Conservatives in Congress have been pushing a hard line in negotiations over the government funding bill, with the GOP-controlled House of Representatives insisting on undercutting the Affordable Care Act provisions as a condition for not shutting the government down.
But despite all their efforts to defund the law, Obamacare is part of a portion of federal spending that isn't touched by the current funding negotiations, which only deals with discretionary spending. The insurance exchanges -- some funded by the federal government and others state-run -- are considered mandatory spending and won't be affected by the shutdown.
“On Tuesday, about 40 million more Americans will be able to finally buy quality, affordable health care, just like anybody else,” President Barack Obama said on Friday. The exchanges “will be open for business on Tuesday no matter what -- even if there’s a government shutdown. That’s a done deal.”

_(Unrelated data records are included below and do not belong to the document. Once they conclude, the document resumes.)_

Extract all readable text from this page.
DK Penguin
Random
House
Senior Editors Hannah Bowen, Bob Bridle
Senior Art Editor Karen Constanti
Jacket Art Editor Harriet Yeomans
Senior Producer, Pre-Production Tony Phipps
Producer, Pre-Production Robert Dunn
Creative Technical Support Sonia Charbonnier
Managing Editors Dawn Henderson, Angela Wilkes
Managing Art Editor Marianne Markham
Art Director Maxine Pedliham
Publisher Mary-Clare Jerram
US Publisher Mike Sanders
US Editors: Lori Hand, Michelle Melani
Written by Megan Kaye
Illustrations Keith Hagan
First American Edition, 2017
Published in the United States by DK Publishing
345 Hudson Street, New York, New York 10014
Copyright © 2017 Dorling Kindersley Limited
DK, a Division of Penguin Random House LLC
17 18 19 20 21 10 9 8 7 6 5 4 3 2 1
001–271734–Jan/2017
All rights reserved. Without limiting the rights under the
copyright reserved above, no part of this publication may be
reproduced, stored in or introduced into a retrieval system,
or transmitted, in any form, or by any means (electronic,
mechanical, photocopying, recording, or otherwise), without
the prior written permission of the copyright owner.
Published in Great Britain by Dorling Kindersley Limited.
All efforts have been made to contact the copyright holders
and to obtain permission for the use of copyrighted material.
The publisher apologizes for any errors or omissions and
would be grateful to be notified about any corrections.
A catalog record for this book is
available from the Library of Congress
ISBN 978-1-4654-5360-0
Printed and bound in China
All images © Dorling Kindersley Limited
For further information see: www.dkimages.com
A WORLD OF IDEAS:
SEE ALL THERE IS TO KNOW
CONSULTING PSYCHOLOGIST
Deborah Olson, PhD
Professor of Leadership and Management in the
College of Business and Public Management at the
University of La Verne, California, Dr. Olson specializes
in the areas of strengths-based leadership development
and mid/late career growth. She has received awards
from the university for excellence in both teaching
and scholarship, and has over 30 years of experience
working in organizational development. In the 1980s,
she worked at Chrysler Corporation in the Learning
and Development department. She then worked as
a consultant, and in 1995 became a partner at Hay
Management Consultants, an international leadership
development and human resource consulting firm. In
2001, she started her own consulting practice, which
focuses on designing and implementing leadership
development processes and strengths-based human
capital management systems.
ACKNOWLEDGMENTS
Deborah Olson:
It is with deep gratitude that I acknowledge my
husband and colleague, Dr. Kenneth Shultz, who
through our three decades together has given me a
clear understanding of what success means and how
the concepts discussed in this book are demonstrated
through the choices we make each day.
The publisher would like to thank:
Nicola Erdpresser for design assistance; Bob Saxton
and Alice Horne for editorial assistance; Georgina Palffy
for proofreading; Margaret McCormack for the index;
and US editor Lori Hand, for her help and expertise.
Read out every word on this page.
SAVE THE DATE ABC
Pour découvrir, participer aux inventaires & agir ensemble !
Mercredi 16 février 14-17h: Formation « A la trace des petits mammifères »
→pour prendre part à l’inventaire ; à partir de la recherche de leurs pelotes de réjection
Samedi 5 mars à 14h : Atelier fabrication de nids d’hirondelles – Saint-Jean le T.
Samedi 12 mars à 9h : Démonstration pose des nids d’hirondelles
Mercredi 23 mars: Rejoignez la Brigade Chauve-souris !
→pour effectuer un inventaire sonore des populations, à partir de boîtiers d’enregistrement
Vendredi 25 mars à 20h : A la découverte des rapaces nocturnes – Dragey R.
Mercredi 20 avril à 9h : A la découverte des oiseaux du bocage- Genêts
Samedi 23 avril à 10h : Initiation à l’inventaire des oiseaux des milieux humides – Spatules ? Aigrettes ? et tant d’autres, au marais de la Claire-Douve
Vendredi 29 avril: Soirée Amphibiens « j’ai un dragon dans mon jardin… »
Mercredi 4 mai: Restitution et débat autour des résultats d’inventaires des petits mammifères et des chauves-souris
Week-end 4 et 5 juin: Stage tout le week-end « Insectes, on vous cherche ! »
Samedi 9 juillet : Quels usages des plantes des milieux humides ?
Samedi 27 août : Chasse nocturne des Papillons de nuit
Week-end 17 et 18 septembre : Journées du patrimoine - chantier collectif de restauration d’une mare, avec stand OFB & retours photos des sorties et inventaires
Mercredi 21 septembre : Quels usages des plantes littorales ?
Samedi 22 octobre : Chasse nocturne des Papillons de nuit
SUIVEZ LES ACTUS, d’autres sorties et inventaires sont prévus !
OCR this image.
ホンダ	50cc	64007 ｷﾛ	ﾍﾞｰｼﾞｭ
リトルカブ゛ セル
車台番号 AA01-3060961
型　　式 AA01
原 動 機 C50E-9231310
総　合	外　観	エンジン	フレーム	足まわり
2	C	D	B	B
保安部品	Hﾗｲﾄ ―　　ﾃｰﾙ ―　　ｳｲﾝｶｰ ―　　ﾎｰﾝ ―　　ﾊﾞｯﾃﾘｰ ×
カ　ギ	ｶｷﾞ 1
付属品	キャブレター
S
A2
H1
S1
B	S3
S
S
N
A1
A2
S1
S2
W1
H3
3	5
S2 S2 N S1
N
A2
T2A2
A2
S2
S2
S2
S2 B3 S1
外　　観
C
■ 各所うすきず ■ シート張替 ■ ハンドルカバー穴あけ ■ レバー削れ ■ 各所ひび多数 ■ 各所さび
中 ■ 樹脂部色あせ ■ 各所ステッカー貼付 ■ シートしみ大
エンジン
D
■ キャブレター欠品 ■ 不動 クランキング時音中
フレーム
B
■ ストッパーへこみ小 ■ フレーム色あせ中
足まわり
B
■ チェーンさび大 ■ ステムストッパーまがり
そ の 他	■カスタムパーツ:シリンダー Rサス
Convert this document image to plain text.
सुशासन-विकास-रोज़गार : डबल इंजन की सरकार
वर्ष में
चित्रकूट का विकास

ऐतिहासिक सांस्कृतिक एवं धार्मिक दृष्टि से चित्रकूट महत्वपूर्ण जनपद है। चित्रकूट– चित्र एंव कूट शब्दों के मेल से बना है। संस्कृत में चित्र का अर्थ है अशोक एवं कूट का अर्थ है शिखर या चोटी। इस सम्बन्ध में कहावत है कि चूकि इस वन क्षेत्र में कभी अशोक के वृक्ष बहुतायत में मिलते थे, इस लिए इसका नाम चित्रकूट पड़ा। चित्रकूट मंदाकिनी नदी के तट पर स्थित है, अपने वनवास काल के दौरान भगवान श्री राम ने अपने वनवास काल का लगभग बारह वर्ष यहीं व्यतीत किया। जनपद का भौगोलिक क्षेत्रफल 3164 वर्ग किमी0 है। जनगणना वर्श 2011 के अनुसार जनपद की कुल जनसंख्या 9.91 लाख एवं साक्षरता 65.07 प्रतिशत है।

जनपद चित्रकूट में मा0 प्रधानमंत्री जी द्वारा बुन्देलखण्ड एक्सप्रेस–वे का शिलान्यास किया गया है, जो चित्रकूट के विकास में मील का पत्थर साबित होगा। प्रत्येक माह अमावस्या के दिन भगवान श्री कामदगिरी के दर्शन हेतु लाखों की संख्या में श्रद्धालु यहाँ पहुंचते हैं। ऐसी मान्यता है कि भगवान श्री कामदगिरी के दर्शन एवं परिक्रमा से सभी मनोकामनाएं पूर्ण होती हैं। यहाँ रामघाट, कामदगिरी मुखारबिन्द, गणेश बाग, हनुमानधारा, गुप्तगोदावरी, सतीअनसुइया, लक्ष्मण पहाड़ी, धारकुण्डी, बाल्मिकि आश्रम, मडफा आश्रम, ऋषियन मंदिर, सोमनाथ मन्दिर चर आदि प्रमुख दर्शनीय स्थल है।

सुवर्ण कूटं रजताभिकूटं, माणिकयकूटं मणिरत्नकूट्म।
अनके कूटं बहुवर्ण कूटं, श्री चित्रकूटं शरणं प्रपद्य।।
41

Certain government services, including those considered "activities that involve the safety of human life and protection of property," keep running in spite of a potential government shutdown. The Department of Health and Human Services, which posted its contingency plan Friday, identified the exchanges as falling under that category.
Medicare and Medicaid will also "continue largely without disruption," HHS said.
Additionally, funds have already been doled out to staff and operate the 16 state- and District of Columbia-run exchanges, and mandatory funds have already been appropriated to operate the 34 exchanges being set up by the federal government.
“Several HHS agencies have substantial mandatory, carryover or user fee funds which are not affected by a hiatus in annual appropriations, with [Centers for Medicare & Medicaid Services] having the most mandatory funds,” the HHS plan states.
Depending on the length of the shutdown, the operation of the various exchanges could be strained by furloughs, but they will likely still remain open.